23/02/2012

Um Trabalho Sujo


A mitologia criada/adaptada pelo autor é muito interessante ― temos os ceifadores “coletores de almas”, cães infernais, referências ao Livro Tibetano dos Mortos, deuses da morte que se esgueiram pela cidade… Etc. Somos apresentados a Charlie, cuja filha acaba de nascer e cuja esposa está prestes a morrer – só que ele não sabe. Charlie acaba “vendo” um Coletor de Almas que vai lá atrás da alma de sua esposa, algo que, a princípio, não deveria ter acontecido.


Nos primeiros capítulos acompanhamos o sofrimento de Charlie e de sua família por causa da perda da esposa e mãe da filha dele, e depois vamos sendo apresentados àquilo que ele mesmo se tornou – só que demora um pouco a descobrir: ele mesmo se tornou um dos Coletores de Almas. Uma das personagens mais cômicas é a funcionária gótica de sua loja ― ele tem uma lojinha de itens usados diversos, e as coisas em sua loja começam a brilhar e… em determinado momento, depois de muita confusão, ele acaba descobrindo que tais objetos são receptáculos de almas.

“Lily, a jovem gótica de cabelos acaju que trabalhava para Charlie três tardes por semana, costumava dizer que o fato de não conseguirem encontrar nada era uma prova da Teoria do Caos em funcionamento, depois resmungava qualquer coisa e saía em direção ao beco para fumar cigarros de cravo e olhar para o Abismo.”

“Nos últimos tempos, depois que descobrira as Fleurs du Mal de Baudelaire numa pilha de livros usados na salinha dos fundos, Lily pontuava o que dizia com frases em francês. “O francês expressa melhor a profunda noirness da minha existência”, dizia ela.”

 É interessante a abordagem do autor com as pessoas que amam tanto objetos que suas almas acabam indo parar neles.
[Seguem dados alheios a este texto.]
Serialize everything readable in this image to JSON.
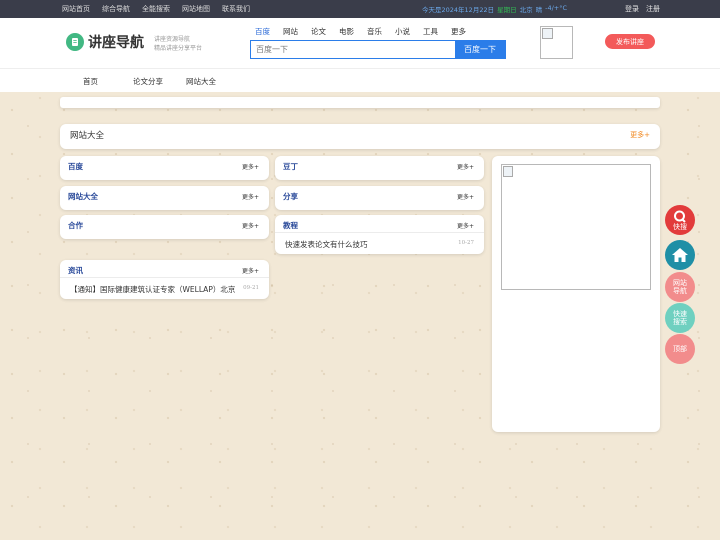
{
  "topbar": {
    "nav": [
      "网站首页",
      "综合导航",
      "全能搜索",
      "网站地图",
      "联系我们"
    ],
    "date_text": "今天是2024年12月22日",
    "weekday": "星期日",
    "city": "北京",
    "weather": "晴",
    "temp": "-4/+°C",
    "login": "登录",
    "register": "注册"
  },
  "header": {
    "logo_text": "讲座导航",
    "logo_sub1": "讲座资源导航",
    "logo_sub2": "精品讲座分享平台",
    "search_tabs": [
      "百度",
      "网站",
      "论文",
      "电影",
      "音乐",
      "小说",
      "工具",
      "更多"
    ],
    "active_tab": 0,
    "search_placeholder": "百度一下",
    "search_button": "百度一下",
    "publish_button": "发布讲座"
  },
  "mainnav": [
    "首页",
    "论文分享",
    "网站大全"
  ],
  "section": {
    "title": "网站大全",
    "more": "更多+"
  },
  "boxes": {
    "baidu": {
      "title": "百度",
      "more": "更多+"
    },
    "wangzhan": {
      "title": "网站大全",
      "more": "更多+"
    },
    "hezuo": {
      "title": "合作",
      "more": "更多+"
    },
    "zixun": {
      "title": "资讯",
      "more": "更多+",
      "items": [
        {
          "text": "【通知】国际健康建筑认证专家（WELLAP）北京",
          "date": "09-21"
        }
      ]
    },
    "ding": {
      "title": "豆丁",
      "more": "更多+"
    },
    "fenxiang": {
      "title": "分享",
      "more": "更多+"
    },
    "jiaocheng": {
      "title": "教程",
      "more": "更多+",
      "items": [
        {
          "text": "快速发表论文有什么技巧",
          "date": "10-27"
        }
      ]
    }
  },
  "floats": {
    "kuaisou": "快搜",
    "wangzhan_line1": "网站",
    "wangzhan_line2": "导航",
    "kuaisu_line1": "快速",
    "kuaisu_line2": "搜索",
    "top": "顶部"
  },
  "colors": {
    "topbar_bg": "#3a3d4a",
    "accent_blue": "#2b7de9",
    "publish_red": "#f35a5a",
    "more_orange": "#f08a24",
    "box_title_blue": "#2a4a9a",
    "float_red": "#e23b3b",
    "float_teal": "#1f8fa6",
    "float_pink": "#f28c8c",
    "float_mint": "#6fd0c0"
  }
}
E há pessoas sem alma caminhando pela Terra que precisam ser “donas” dessas almas.  Moore faz piada com tudo e com todos. Ele faz vários comentários sobre atitudes dos estereótipos de macho alfa/beta.  Tem todo um lado da trama que é bem realista, ao passo que várias situações são tão absurdas embora se encaixem perfeitamente na trama.

 “― No me provoque! ― disse a Morte com cabeça de touro.
Ergueu-se e saiu andando pelo cano, à frente das outras Mortes, as Morrigan, na direção do centro financeiro. Era lá que estava enterrado o navio da época da Corrida de Ouro onde moravam.”

E a Morte, onde ela está? E quais são os papéis desempenhados pelos Deuses da Morte? É tudo bem explicado: os deuses em que as pessoas deixaram de acreditar acabam ficando decadentes, e viram meras sombras do que já foram… tornando-se algo terrível, às vezes… e é claro que eles não deixam de ser criação humana, afinal todos os deuses foram criados pelos seres humanos e depois, muitos foram esquecidos por eles. E vários foram demonizados também.

O autor usou temas muito interessantes com maestria, em uma ótima mistura de humor, sarcasmo, drama, transformando por vezes o grotesco em belo e o belo em grotesco, tudo é muito bem explicado.